Pour ceux qui souhaitent trouver des commerces, prière de se rendre vers la rue Forbin ou, un peu plus loin sur Camille Pelletan, à proximité de la porte d’Aix. Ne croyez pas que cela ne concerne qu’une poignée d’habitants du Boulevard de Paris car je vous mets au défi de trouver un épicier ou un boulanger en remontant du Boulevard de Dunkerque jusqu’en haut de la rue Forbin.
Dans ce périmètre, où se côtoie de vieux immeubles en mauvais état et les nouvelles constructions au loyer élevé, l’absence quasi-totale de commerces, d’espaces publics ouverts, de parcs donne l’impression d’un quartier réservé au travail. Entre les bureaux d’Euromed, l’hôpital Desbief, les nouvelles constructions d’habitation fermées sur elles-mêmes, nulle place pour un petit jardin ou une place qui permettrait à l’endroit d’être un peu plus aéré et accueillant. On a l’impression, -paradoxale pour une ville comme Marseille- que tout a été fait pour que les gens vivent réfugiés dans leur intérieur. Comme un symbole de la philosophie Métro Boulot Conso Dodo.
Si on veut trouver de la vie, des gens, des commerces, il faut traverser la frontière, passer du 2 au 3e arrondissement et s’éloigner du cœur (franchement glacé) d’Euroméditerranée.
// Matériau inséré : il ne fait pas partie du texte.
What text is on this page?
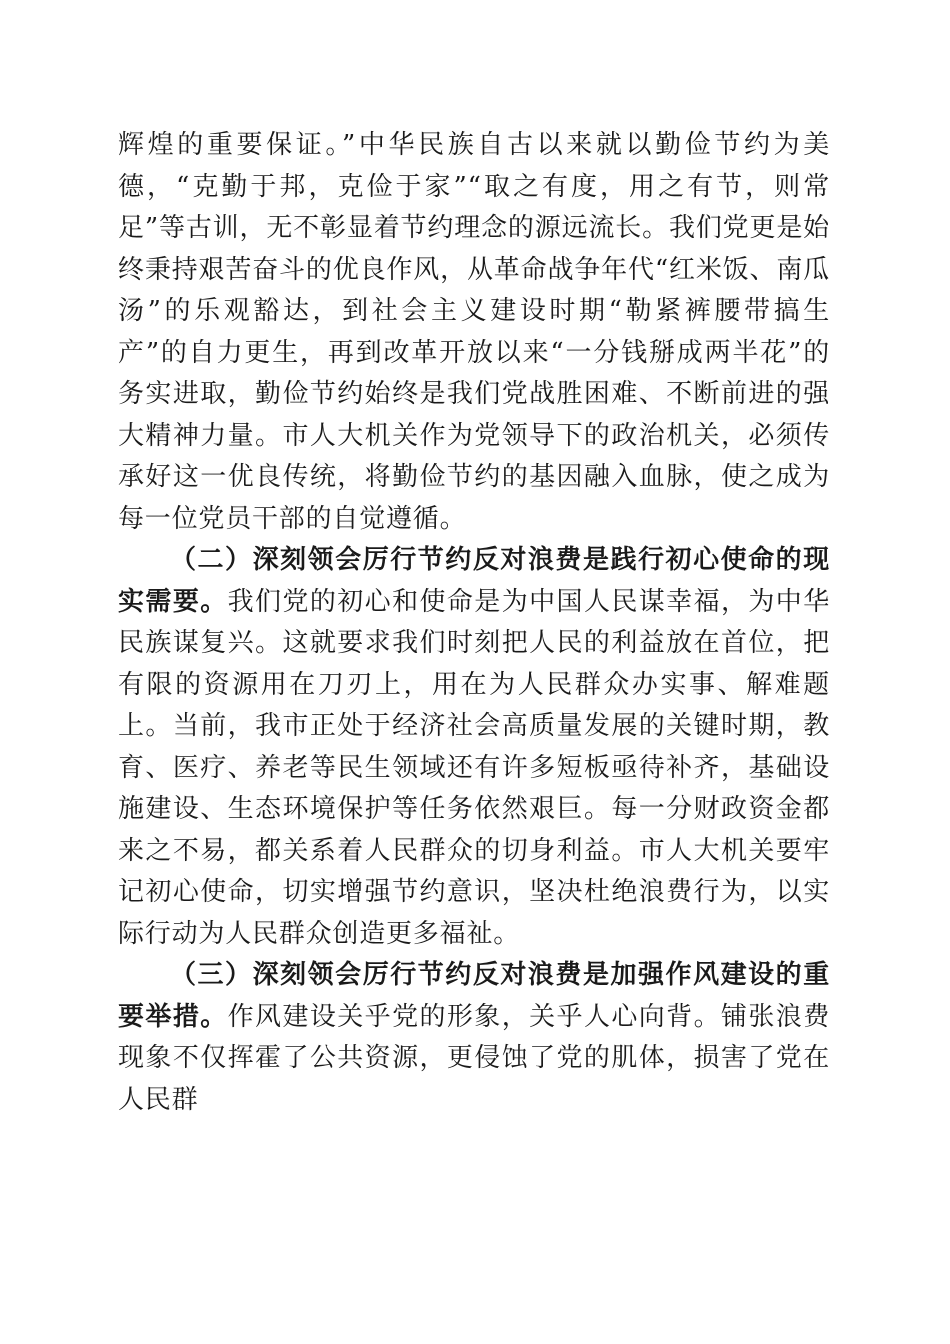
辉煌的重要保证。”中华民族自古以来就以勤俭节约为美德，“克勤于邦，克俭于家”“取之有度，用之有节，则常足”等古训，无不彰显着节约理念的源远流长。我们党更是始终秉持艰苦奋斗的优良作风，从革命战争年代“红米饭、南瓜汤”的乐观豁达，到社会主义建设时期“勒紧裤腰带搞生产”的自力更生，再到改革开放以来“一分钱掰成两半花”的务实进取，勤俭节约始终是我们党战胜困难、不断前进的强大精神力量。市人大机关作为党领导下的政治机关，必须传承好这一优良传统，将勤俭节约的基因融入血脉，使之成为每一位党员干部的自觉遵循。

（二）深刻领会厉行节约反对浪费是践行初心使命的现实需要。我们党的初心和使命是为中国人民谋幸福，为中华民族谋复兴。这就要求我们时刻把人民的利益放在首位，把有限的资源用在刀刃上，用在为人民群众办实事、解难题上。当前，我市正处于经济社会高质量发展的关键时期，教育、医疗、养老等民生领域还有许多短板亟待补齐，基础设施建设、生态环境保护等任务依然艰巨。每一分财政资金都来之不易，都关系着人民群众的切身利益。市人大机关要牢记初心使命，切实增强节约意识，坚决杜绝浪费行为，以实际行动为人民群众创造更多福祉。

（三）深刻领会厉行节约反对浪费是加强作风建设的重要举措。作风建设关乎党的形象，关乎人心向背。铺张浪费现象不仅挥霍了公共资源，更侵蚀了党的肌体，损害了党在人民群
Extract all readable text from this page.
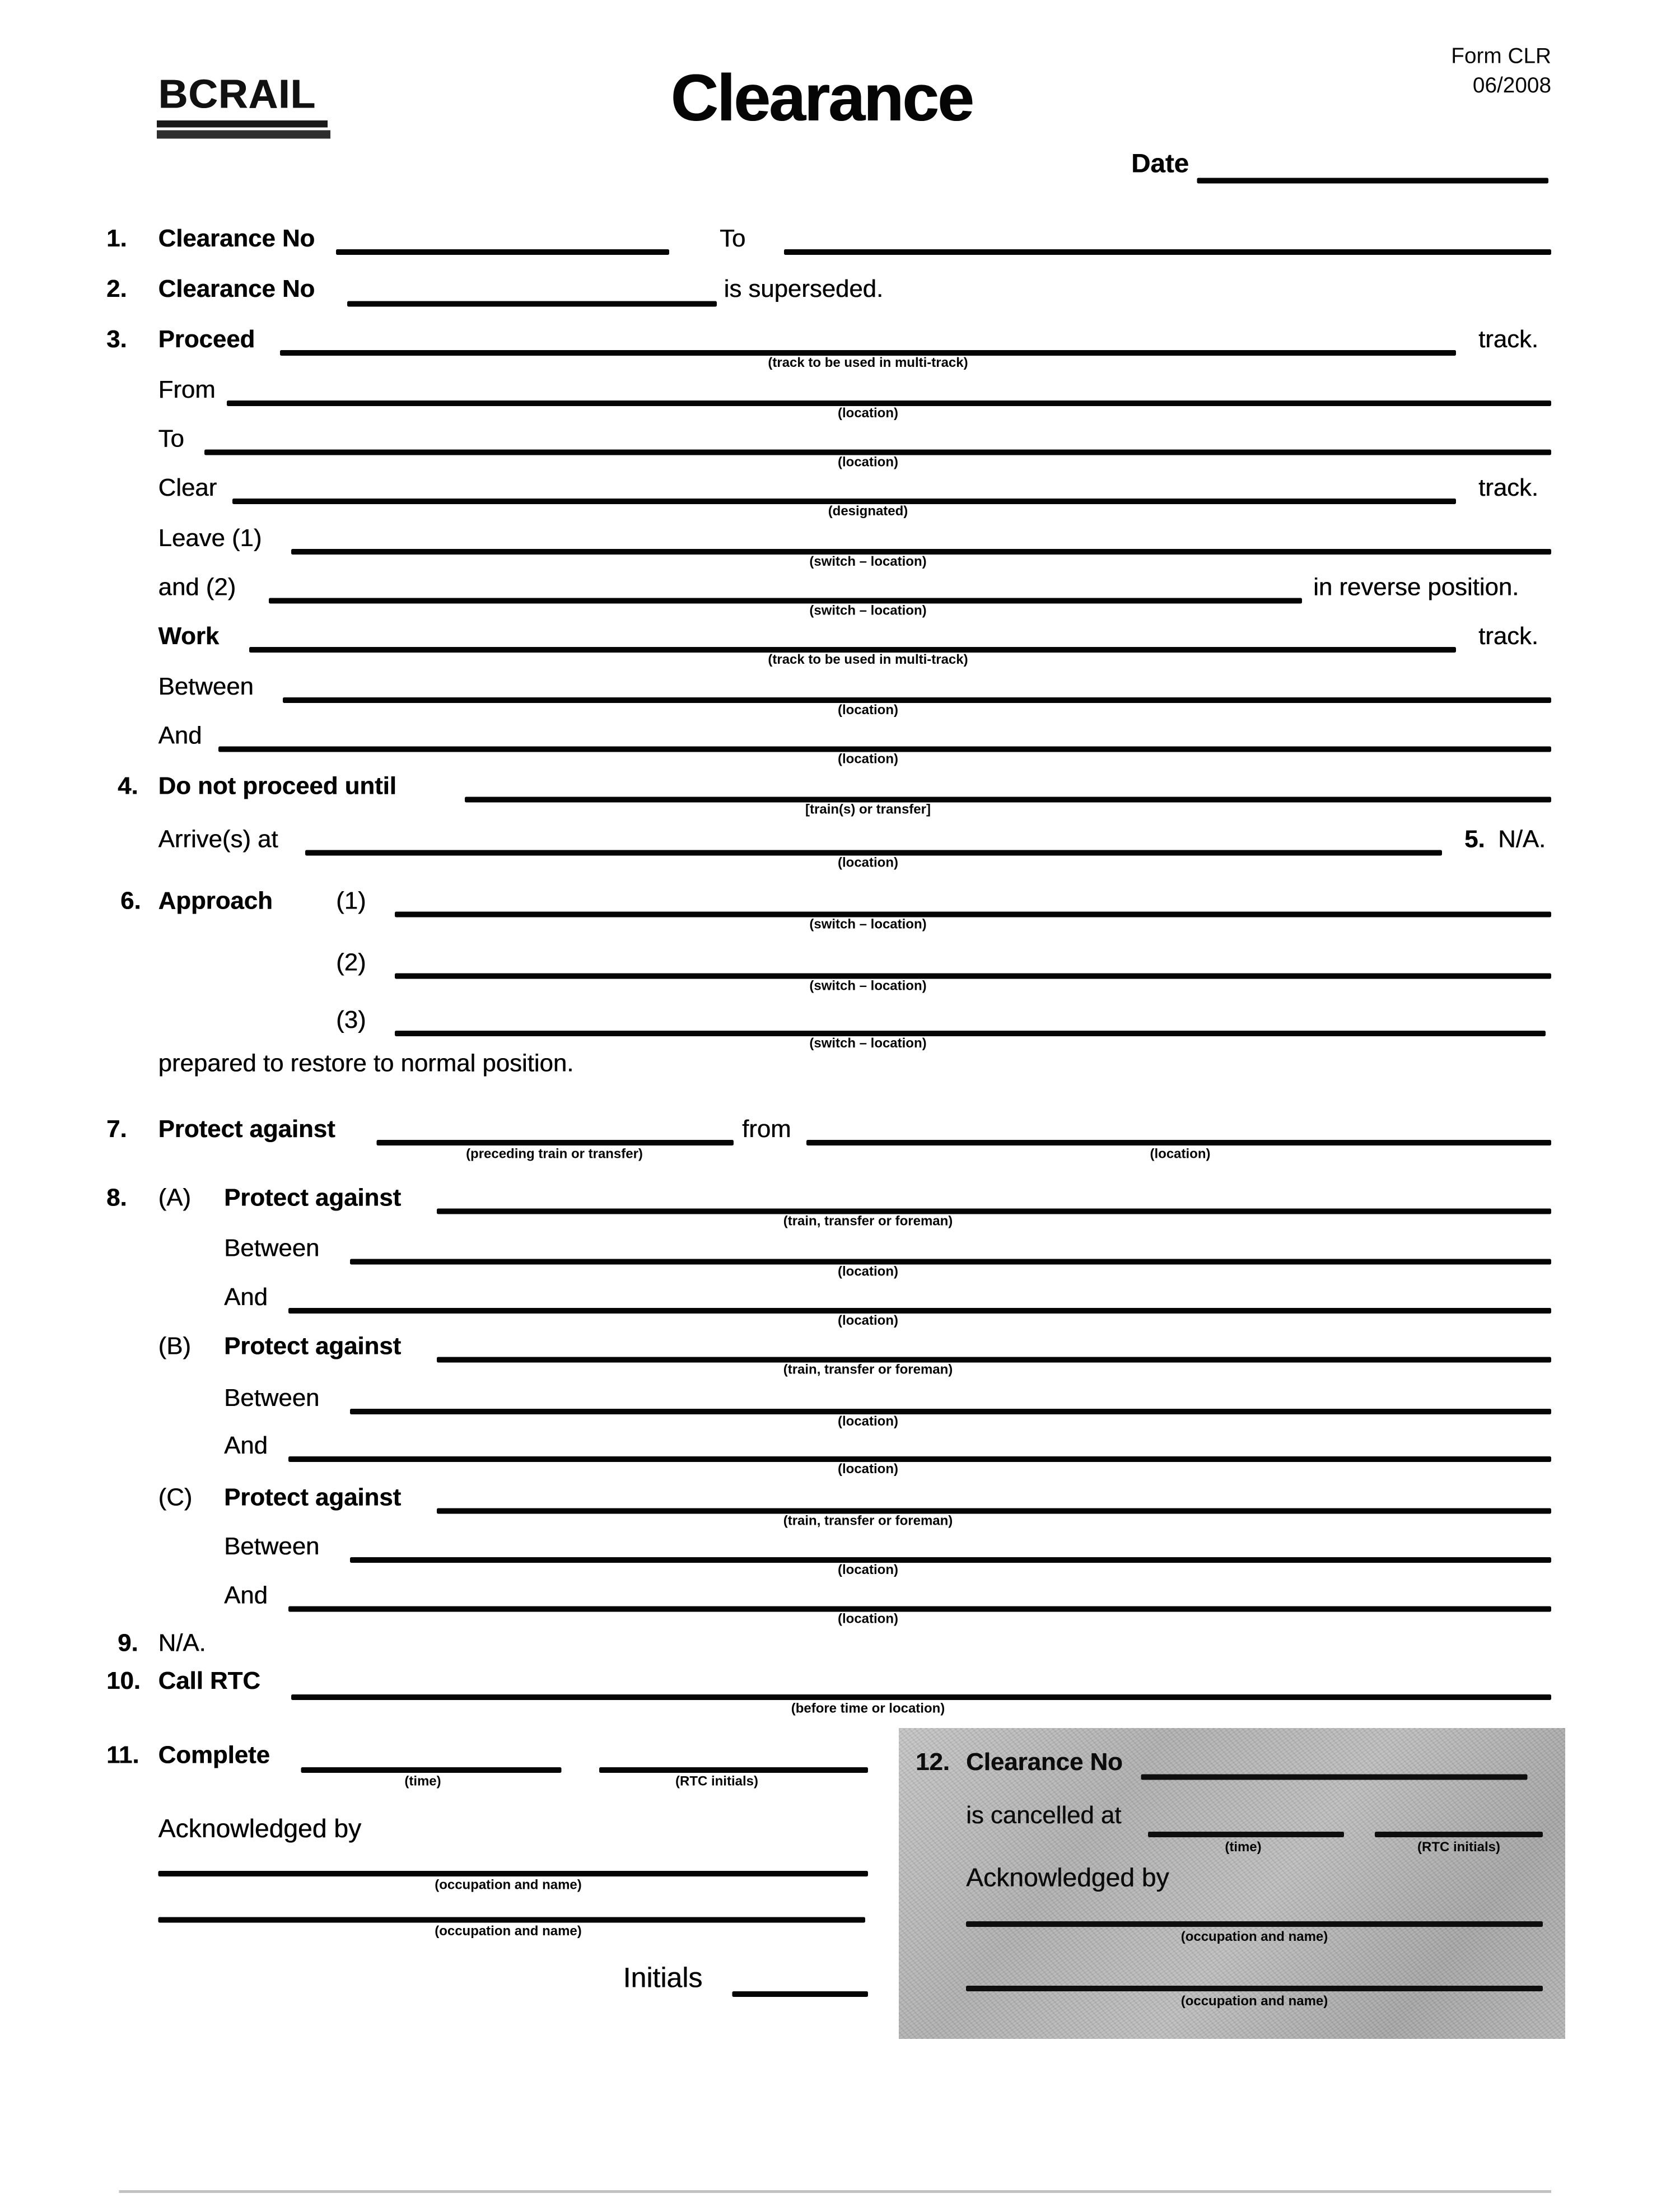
BCRAIL	Clearance
Form CLR
06/2008
Date
1.	Clearance No	To
2.	Clearance No	is superseded.
3.	Proceed	track.
(track to be used in multi-track)
From
(location)
To
(location)
Clear	track.
(designated)
Leave (1)
(switch – location)
and (2)	in reverse position.
(switch – location)
Work	track.
(track to be used in multi-track)
Between
(location)
And
(location)
4. Do not proceed until
[train(s) or transfer]
Arrive(s) at	5. N/A.
(location)
6. Approach	(1)
(switch – location)
(2)
(switch – location)
(3)
(switch – location)
prepared to restore to normal position.
7.	Protect against	from
(preceding train or transfer)	(location)
8.	(A)	Protect against
(train, transfer or foreman)
Between
(location)
And
(location)
(B)	Protect against
(train, transfer or foreman)
Between
(location)
And
(location)
(C)	Protect against
(train, transfer or foreman)
Between
(location)
And
(location)
9. N/A.
10. Call RTC
(before time or location)
11. Complete
(time)	(RTC initials)
Acknowledged by
(occupation and name)
(occupation and name)
Initials
12. Clearance No
is cancelled at
(time)	(RTC initials)
Acknowledged by
(occupation and name)
(occupation and name)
Se poser sur un banc de la place de Strasbourg où la cacophonie des voitures, des habitants et des commerces de tous types est là pour rappeler qu’une ville, pour être vivante, ne peut pas être que fonctionnelle.
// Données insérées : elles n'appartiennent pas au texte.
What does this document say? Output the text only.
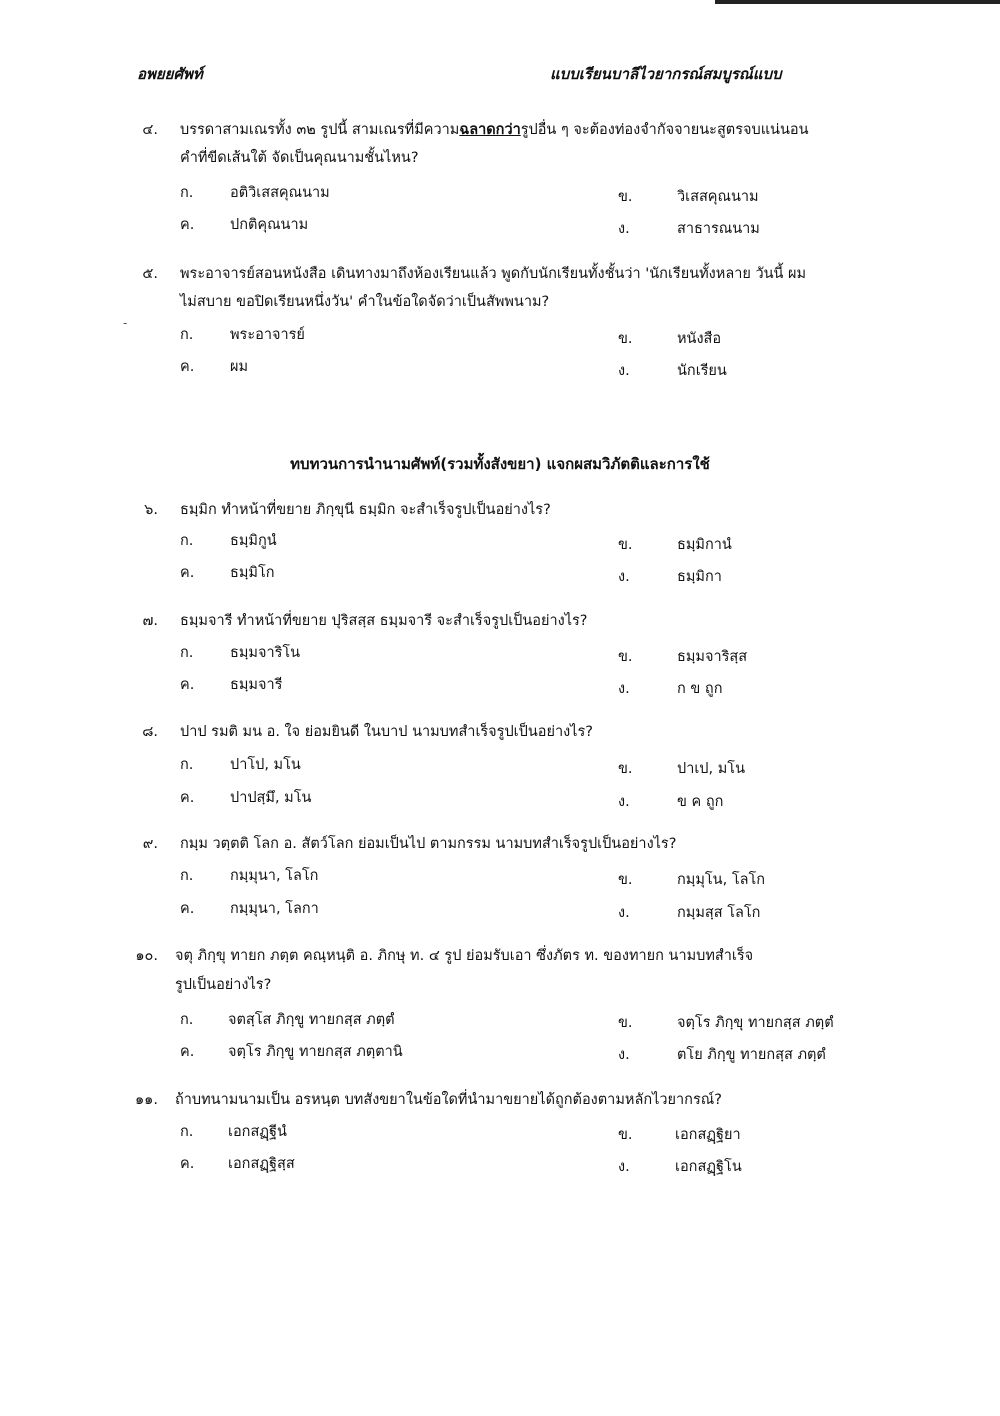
อพยยศัพท์	แบบเรียนบาลีไวยากรณ์สมบูรณ์แบบ
-
๔. บรรดาสามเณรทั้ง ๓๒ รูปนี้ สามเณรที่มีความฉลาดกว่ารูปอื่น ๆ จะต้องท่องจำกัจจายนะสูตรจบแน่นอน
คำที่ขีดเส้นใต้ จัดเป็นคุณนามชั้นไหน?
ก.	อติวิเสสคุณนาม	ข.	วิเสสคุณนาม
ค. ปกติคุณนาม	ง.	สาธารณนาม
๕. พระอาจารย์สอนหนังสือ เดินทางมาถึงห้องเรียนแล้ว พูดกับนักเรียนทั้งชั้นว่า 'นักเรียนทั้งหลาย วันนี้ ผม
ไม่สบาย ขอปิดเรียนหนึ่งวัน' คำในข้อใดจัดว่าเป็นสัพพนาม?
ก.	พระอาจารย์	ข.	หนังสือ
ค. ผม	ง.	นักเรียน
ทบทวนการนำนามศัพท์(รวมทั้งสังขยา) แจกผสมวิภัตติและการใช้
๖. ธมฺมิก ทำหน้าที่ขยาย ภิกฺขุนี ธมฺมิก จะสำเร็จรูปเป็นอย่างไร?
ก.	ธมฺมิกูนํ	ข.	ธมฺมิกานํ
ค. ธมฺมิโก	ง.	ธมฺมิกา
๗. ธมฺมจารี ทำหน้าที่ขยาย ปุริสสฺส ธมฺมจารี จะสำเร็จรูปเป็นอย่างไร?
ก.	ธมฺมจาริโน	ข.	ธมฺมจาริสฺส
ค. ธมฺมจารี	ง.	ก ข ถูก
๘. ปาป รมติ มน อ. ใจ ย่อมยินดี ในบาป นามบทสำเร็จรูปเป็นอย่างไร?
ก.	ปาโป, มโน	ข.	ปาเป, มโน
ค. ปาปสฺมึ, มโน	ง.	ข ค ถูก
๙. กมฺม วตฺตติ โลก อ. สัตว์โลก ย่อมเป็นไป ตามกรรม นามบทสำเร็จรูปเป็นอย่างไร?
ก.	กมฺมุนา, โลโก	ข.	กมฺมุโน, โลโก
ค. กมฺมุนา, โลกา	ง.	กมฺมสฺส โลโก
๑๐. จตุ ภิกฺขุ ทายก ภตฺต คณฺหนฺติ อ. ภิกษุ ท. ๔ รูป ย่อมรับเอา ซึ่งภัตร ท. ของทายก นามบทสำเร็จ
รูปเป็นอย่างไร?
ก. จตสฺโส ภิกฺขู ทายกสฺส ภตฺตํ	ข.	จตฺโร ภิกฺขุ ทายกสฺส ภตฺตํ
ค. จตฺโร ภิกฺขู ทายกสฺส ภตฺตานิ	ง.	ตโย ภิกฺขู ทายกสฺส ภตฺตํ
๑๑. ถ้าบทนามนามเป็น อรหนฺต บทสังขยาในข้อใดที่นำมาขยายได้ถูกต้องตามหลักไวยากรณ์?
ก. เอกสฏฺฐีนํ	ข.	เอกสฏฺฐิยา
ค. เอกสฏฺฐิสฺส	ง.	เอกสฏฺฐิโน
Arrivée en haut, au niveau de la place Marceau, les passants sont plus nombreux, l’ambiance moins froide à mesure que l’on se rapproche du marché du Soleil. Je me retourne pour regarder ce boulevard qui borde Euroméditerranée, ses promesses de développement et de modernité. Derrière moi, les SDF attendent impatiemment l’ouverture du foyer d’accueil Marceau.
Photo : Jean-Paul Duarte (Collectif A Vifs)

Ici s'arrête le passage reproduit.